Friday, July 31, 2009

Nightmares in Camelot: Imprisoned by the Luminoids


You really have to wonder about The Outer Limits sometimes. The show was very cheaply produced and the crude effects don't hold up to modern standards, but underneath it all are some pretty startling concepts and plot devices.

We recently looked at "The Invisibles," which dealt with the control of secret societies over the highest levels of government, but there's plenty more where that came from, believe me. Though not one of my favorite episodes, "A Feasibility Study" presents us with a 300-proof blast of Gnostic theology. A deformed race from a dying planet called the "Luminoids" (!) kidnaps entire neighborhoods from Earth to work as slaves. 
The planet Luminos: A minor planet, sultry and simmering. Incapacitated. Earth scientists have concluded that there could be no life on Luminos, that it is too close to its own sun, and that its inhabitants would be victimized by their own blighting atmosphere. 

But there is life on Luminos — life that should resemble ours, but doesn't. Desperate life, suffering a great and terrible need. The Luminoids have begun to search the universe in an effort to gratify that need. They seek a planet on which life is healthy, vibrant, strong, and mobile. 

They need such people to do their work, to labor and slave for them, to manufacture their splendored dreams. The Luminoids need slaves, and they have chosen the planet off which their slaves will be abducted...
It's only when people unwittingly travel to the edge of their new reality that the illusion is shattered. And yeah, I think at least one of the witers of Dark City saw this episode once or twice.

We're going to be looking further into the Gnostic subtext of the original Star Trek shortly, but The Outer Limits predates it. In fact, many of the concepts that came to define sci-fi on TV and in film got a test-run during this series, as well as some of the more outre ideas we see in the Synchrosphere, UFOlogy, Fortean research, and even in some of the more radical precincts of theoretical physics. 

As with the original Star Trek, the sci-fi conceit of The Outer Limits allowed the writers to explore concepts that would never be allowed on more conventional drama series. And it's remarkable even today to see how seriously it was all taken and presented. 

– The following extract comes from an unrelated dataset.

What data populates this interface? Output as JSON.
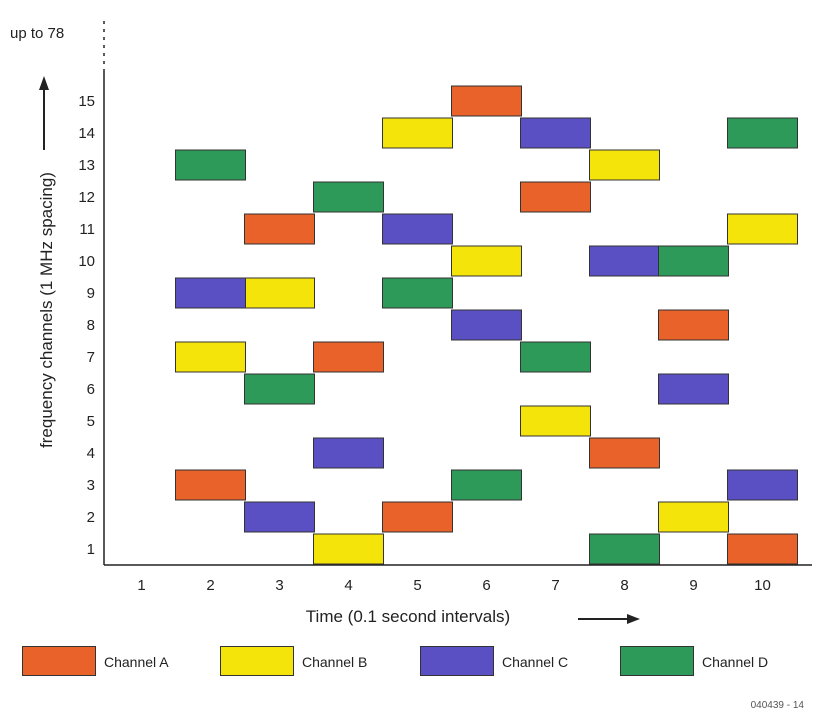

Again, the production values might dull the edge for younger viewers, but The Outer Limits packs a highly-weird and nightmarish punch that we wouldn't really see on TV again until The X-Files. Chris Carter has never been shy about singling the show out as a primary influence on his own work. 

 And though I've never heard him discuss it, there's absolutely no doubt in my mind that The Outer Limits had an immense influence on the work of David Lynch. After all, The Outer Limits' combination of old-fashioned American values and surreal, nightmarish horror is a pretty good description of Lynch's own work, isn't it?